Recruiting new employees from 1st January 2021. From 1st January there are four categories to consider that relate to the nationality of the candidate. We will consider each of these categories in turn, identifying any considerations you should take into account within your recruitment process to ensure compliance with Right to Work legislation.
- UK citizens
No changes to the current situation – i.e. you must continue to conduct Right to Work checks in the same way you undertake today: Note – it is a requirement that you do undertake Right to work checks on all candidates to avoid any risk of discrimination and also to ensure that were an issue to subsequently come to light questioning the identity/authenticity of an individual’s ID documentation then, providing you have conducted a Right to Work check correctly, you will have established a statutory excuse
- Republic of Ireland citizens
The Common Travel Area (CTA) is a long-standing arrangement between the UK and Ireland that pre-dates UK membership of the EU. Under the CTA, Irish citizens can move freely and reside/work in the UK i.e. a candidate that presents you with an Irish passport is sufficient ID documentation to establish they have a Right of Work in the UK.
- EU citizens currently residing in the UK
For EU citizens who currently reside in the UK and hold either settled or pre-settled status, the process for employers to conduct Right to Work checks is already defined (via an online share-code supplied by the candidate).
For EU citizens who reside in the UK and have not yet applied for the settlement scheme, EU passports and ID Cards can continue to be used as proof of Right to Work.
- EU citizens and non-EU citizens not currently residing in the UK
From 1 January 2021, a new points-based immigration system will apply to the UK, treating EU and non-EU citizens equally when applying for visas. Employers who wish to recruit workers from outside the UK after 1 January 2021 must apply to the Home Office to become an approved sponsor and should be aware of the new visa types.
Employers should also be aware of the new Frontier Worker Permit. This new visa is applicable to any employees that are EU citizens working for the organisation but who do not reside in the UK.
What actions should employers take now?
- We would recommend employers conduct an audit of existing Right to Work checks and associated documentation they hold for existing employees.
- We would also recommend employers are in a state of readiness to digest anticipated new employer’s guidance on Right to Work checks, ensuring that once it is released that all recruitment is aligned to the new guidance without delay.
- We will update this article periodically as more information and guidance from the UK Government becomes available.

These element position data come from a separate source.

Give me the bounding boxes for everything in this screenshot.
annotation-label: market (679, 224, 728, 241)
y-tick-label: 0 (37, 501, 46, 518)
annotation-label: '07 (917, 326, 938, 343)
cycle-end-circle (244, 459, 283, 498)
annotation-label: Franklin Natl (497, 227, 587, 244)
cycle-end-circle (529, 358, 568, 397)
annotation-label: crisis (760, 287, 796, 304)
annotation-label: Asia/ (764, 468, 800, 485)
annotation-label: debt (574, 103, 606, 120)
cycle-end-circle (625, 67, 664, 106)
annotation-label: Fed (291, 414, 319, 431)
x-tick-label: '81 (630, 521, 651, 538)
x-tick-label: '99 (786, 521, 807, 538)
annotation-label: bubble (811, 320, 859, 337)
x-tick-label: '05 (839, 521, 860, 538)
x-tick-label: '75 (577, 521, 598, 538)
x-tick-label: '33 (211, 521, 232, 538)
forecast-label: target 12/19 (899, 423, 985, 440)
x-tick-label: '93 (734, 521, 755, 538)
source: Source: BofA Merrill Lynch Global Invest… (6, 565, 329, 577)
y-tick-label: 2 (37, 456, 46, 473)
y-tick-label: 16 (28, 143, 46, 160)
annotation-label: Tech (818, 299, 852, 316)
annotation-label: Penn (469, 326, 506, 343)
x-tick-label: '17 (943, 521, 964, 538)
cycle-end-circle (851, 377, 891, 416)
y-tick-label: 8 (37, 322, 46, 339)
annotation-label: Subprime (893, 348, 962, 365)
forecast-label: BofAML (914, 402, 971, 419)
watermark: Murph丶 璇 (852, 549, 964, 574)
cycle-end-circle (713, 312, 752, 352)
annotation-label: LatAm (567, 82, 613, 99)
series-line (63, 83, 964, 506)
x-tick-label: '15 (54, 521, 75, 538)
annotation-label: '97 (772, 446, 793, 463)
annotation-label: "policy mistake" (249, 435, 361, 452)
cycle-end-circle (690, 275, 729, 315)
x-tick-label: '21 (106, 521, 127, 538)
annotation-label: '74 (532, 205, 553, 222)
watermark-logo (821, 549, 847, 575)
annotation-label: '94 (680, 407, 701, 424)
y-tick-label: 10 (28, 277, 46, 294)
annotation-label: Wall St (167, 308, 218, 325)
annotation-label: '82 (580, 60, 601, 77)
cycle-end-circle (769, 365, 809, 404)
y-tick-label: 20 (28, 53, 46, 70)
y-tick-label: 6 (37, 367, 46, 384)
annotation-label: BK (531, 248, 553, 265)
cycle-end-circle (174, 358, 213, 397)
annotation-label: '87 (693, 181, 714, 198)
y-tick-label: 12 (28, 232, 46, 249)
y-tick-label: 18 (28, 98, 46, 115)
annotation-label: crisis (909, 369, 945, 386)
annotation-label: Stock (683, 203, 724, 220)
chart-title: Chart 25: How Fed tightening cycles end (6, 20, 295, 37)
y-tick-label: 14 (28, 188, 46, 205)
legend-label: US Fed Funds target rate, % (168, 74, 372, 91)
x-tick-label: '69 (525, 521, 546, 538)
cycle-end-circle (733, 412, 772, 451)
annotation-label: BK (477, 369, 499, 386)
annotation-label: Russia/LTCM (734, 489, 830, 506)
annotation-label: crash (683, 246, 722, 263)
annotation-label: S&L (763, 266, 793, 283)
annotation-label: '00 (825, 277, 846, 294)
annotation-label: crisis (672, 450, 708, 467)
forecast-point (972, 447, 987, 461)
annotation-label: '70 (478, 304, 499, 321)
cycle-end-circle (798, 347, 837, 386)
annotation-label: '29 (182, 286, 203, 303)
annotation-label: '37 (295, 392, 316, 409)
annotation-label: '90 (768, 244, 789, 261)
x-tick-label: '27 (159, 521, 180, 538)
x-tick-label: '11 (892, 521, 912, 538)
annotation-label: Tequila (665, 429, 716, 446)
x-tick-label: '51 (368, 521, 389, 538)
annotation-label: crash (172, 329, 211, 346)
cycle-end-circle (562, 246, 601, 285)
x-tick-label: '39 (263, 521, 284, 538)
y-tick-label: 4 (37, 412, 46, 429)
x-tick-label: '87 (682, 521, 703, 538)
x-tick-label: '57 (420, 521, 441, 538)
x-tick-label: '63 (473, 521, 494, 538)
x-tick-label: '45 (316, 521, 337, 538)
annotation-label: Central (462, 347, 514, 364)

Disclaimer: The information contained in this article is provided for information purposes only and should not be construed as legal advice on any matter. You should not rely on the information published on this website, which does not take account of individual circumstances and may not reflect recent changes in the law. While we make reasonable efforts to keep our information accurate, we assume no responsibility for its accuracy and correctness, or for any consequences of relying or acting upon it, howsoever arising.